With this story I wrote, I fulfilled a dream from my childhood. In our childhood days, the term striga was very often pronounced under different imaginations. From an early age, our parents used to scare us with the striga that comes after naughty children and carries them away into the unknown. I was born in Czechoslovakia, as were most of my peers. The communist regime was very authoritarian, yet mysterious things happened in it that people often talked about among themselves. Maybe some of them were made up, but several had merit. As I grew older, I wondered quite often who came up with the striga invention and why. In my hypotheses, which only a small audience is willing to listen to, I still maintain that every legend, story, or tale has at least a partially real basis. As in the Greek myths or in various tales, creatures are mentioned that have long since passed away, but on the other hand, many of the buildings and places described in these stories still exist today. From my point of view, even the striga itself could have been a being of either extraterrestrial or terrestrial origin in the distant past, i.e. already in ancient and then in medieval Europe. If it was of terrestrial origin, it could have been a mass murderer of children who lived somewhere in a remote place or in the forests. She kidnapped young children and then massacred them. Just a psychopath. But if the creature was of extraterrestrial origin, then the encounter with it could have been as I've described in this story.

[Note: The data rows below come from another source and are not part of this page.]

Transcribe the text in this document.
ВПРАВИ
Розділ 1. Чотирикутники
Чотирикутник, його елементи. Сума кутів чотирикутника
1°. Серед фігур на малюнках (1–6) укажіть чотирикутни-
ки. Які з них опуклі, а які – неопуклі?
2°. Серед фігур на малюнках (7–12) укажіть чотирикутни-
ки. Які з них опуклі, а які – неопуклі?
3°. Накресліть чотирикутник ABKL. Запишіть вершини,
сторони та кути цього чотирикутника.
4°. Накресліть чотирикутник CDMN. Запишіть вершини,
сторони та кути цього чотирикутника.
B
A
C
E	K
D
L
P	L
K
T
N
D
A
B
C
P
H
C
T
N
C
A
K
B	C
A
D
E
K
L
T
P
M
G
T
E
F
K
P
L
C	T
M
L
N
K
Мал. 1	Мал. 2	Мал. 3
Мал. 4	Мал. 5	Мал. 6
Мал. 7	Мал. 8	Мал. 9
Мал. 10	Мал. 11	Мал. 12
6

As the saying goes, without the wind, not a leaf on the tree moves, or at least a grain of truth can be found everywhere. The striga, as we know it from fairy tales, comes at night and carries off the children. I am convinced that such things really happened in the past and people sometimes even saw such a creature and interpreted their encounter with it on the basis of their knowledge and education.

The term striga itself is of Latin or Greek origin (strix, strinx) and refers to a nocturnal bird, i.e. an owl or an owl. The emergence of a more recent meaning from the 17th century onwards - witch, witch doctor - is probably related to the fact that these creatures appear mainly at night in the form of night birds. We have taken it from Hungarian (boszorka, boszorkány). In our area, especially in eastern Slovakia, we used to know and use the term striga rather than the term bossorka or witch.

I've long pondered its reality. What she looks like, what she does, how she moves through the darkness of the night, and what a face-to-face encounter with such a beast that is the terror of all children would look like.

Based on my reflections and various experiences, today I finished my book work called Witch . From my point of view, it is a lifetime's work, because it took me a lifetime to process it into book form.